Remain calm and don’t panic. Panic causes victims. Think of the consequences of your actions in order to react calmly and efficiently. If outdoors, stay there but don’t stand next to buildings, walls, rocks, electricity poles or pylons or other objects that are likely to fall and injure you. Move to the nearest open area and check the situation around you. If you are within a building remain there. In earthquakes many casualties are caused when panic-stricken people try to rush outdoors. Seek refuge under a steady table or desk or under a door. Do not stand next to open windows, balconies or terrace edges. Do not stand next to windows, wardrobes, shelves or objects that may break or fall and injure you. Never use a lift for escape.
If you are in a moving car stop as quickly as safety permits in the best available space (away from high buildings, pillars or rocks). Your car provides sufficient protection. Stay away from the seashore. Do not light matches, candles or other fires. Help children, disabled or sick people to protect themselves.

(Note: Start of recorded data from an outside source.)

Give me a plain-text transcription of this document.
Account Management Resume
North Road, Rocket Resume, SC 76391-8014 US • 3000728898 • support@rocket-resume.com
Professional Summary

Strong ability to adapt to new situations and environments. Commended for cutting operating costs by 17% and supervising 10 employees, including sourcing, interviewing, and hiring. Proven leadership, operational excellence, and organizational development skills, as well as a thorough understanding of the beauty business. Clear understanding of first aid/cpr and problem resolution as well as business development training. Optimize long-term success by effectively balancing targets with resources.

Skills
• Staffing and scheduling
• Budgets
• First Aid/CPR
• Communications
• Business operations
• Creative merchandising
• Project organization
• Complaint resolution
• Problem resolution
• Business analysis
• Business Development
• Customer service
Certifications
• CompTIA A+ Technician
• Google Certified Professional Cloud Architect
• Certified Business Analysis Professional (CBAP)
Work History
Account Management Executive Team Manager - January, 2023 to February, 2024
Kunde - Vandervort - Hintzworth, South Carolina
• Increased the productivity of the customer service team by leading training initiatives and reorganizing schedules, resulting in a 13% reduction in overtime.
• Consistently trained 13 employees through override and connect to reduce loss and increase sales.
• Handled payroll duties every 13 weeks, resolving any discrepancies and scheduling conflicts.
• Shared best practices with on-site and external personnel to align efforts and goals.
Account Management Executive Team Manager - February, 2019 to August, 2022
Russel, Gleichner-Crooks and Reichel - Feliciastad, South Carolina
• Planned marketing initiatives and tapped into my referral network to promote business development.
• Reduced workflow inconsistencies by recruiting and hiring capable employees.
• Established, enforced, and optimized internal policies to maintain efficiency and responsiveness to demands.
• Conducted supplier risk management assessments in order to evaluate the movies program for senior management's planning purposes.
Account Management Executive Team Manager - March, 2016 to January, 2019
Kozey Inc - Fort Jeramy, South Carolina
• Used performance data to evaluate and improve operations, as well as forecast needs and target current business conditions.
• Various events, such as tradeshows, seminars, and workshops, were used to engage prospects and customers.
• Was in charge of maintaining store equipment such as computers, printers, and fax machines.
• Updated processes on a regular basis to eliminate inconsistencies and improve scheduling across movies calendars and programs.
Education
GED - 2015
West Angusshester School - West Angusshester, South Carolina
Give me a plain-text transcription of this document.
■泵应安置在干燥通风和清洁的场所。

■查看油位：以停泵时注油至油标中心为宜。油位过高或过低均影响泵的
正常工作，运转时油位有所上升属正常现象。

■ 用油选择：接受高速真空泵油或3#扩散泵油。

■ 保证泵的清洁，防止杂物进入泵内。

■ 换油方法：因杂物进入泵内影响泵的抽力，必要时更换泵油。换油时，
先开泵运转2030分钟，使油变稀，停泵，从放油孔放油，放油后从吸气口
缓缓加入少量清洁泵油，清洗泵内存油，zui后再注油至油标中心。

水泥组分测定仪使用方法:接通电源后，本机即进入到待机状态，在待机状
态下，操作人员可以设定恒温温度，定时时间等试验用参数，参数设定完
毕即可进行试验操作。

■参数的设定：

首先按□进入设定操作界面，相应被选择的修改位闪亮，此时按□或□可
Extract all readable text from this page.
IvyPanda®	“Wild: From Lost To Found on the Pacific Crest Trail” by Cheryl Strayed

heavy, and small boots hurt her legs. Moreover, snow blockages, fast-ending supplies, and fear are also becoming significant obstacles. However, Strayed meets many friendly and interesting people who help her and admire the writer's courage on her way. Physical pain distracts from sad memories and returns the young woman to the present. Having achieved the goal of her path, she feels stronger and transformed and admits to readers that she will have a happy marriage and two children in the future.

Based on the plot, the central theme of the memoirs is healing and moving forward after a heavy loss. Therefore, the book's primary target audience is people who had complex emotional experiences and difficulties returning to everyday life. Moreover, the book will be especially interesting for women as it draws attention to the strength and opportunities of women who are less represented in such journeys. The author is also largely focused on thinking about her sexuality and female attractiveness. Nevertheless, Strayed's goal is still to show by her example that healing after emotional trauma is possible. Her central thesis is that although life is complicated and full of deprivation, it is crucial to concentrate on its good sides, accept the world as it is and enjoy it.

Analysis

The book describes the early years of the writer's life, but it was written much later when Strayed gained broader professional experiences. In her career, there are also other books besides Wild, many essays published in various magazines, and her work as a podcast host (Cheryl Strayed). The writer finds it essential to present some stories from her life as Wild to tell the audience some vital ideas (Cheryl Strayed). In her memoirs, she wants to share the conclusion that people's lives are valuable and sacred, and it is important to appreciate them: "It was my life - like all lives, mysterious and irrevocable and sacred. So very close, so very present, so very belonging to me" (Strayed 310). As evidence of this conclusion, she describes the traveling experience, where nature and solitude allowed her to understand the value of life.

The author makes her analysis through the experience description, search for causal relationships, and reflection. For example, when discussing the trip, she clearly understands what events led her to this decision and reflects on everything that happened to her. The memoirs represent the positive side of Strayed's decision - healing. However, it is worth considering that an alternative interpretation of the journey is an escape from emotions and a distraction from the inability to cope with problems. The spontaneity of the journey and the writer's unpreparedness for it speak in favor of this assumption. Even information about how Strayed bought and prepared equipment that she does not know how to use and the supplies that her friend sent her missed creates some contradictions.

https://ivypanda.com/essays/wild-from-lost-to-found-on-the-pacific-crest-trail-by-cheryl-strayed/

The hours following an earthquake are critical. Remain calm and try to calm down others who have panicked. Check for casualties. Do not try to move seriously injured people, unless their lives are at stake. Give first aid on the spot.
Extinguish any fires before they spread. Check electrical installations and electrical appliances to see if they have been damaged. If you find any damage, switch off the main switch. If you can smell gas, open doors and windows and switch off the valves of the gas cylinders. Do not remain in or enter buildings that have suffered damage until the appropriate authorities establish that they are safe. Check chimneys for cracks. Unseen damage could cause a fire in the future. Inform the appropriate authorities briefly and clearly when it is necessary, but do not use the telephone unnecessarily. Jamming the lines hinders the services who have to deal with the emergency. Respond to appeals for voluntary help but otherwise keep off the roads, especially in areas in which buildings have collapsed. Do not impede rescue traffic. If you have been trapped and cannot escape, try by all means, but remain calm and give signs of life so that rescue teams can locate you. Don’t touch live cables on the ground or objects touching the cables. After-shocks can be strong and may cause damage. So stay away from damaged buildings. If it is absolutely necessary to enter them do not stay long. After-shocks can cause even greater damage and collapse.
Co-operate with your neighbours to put out fires and help the injured, elderly, disabled and children.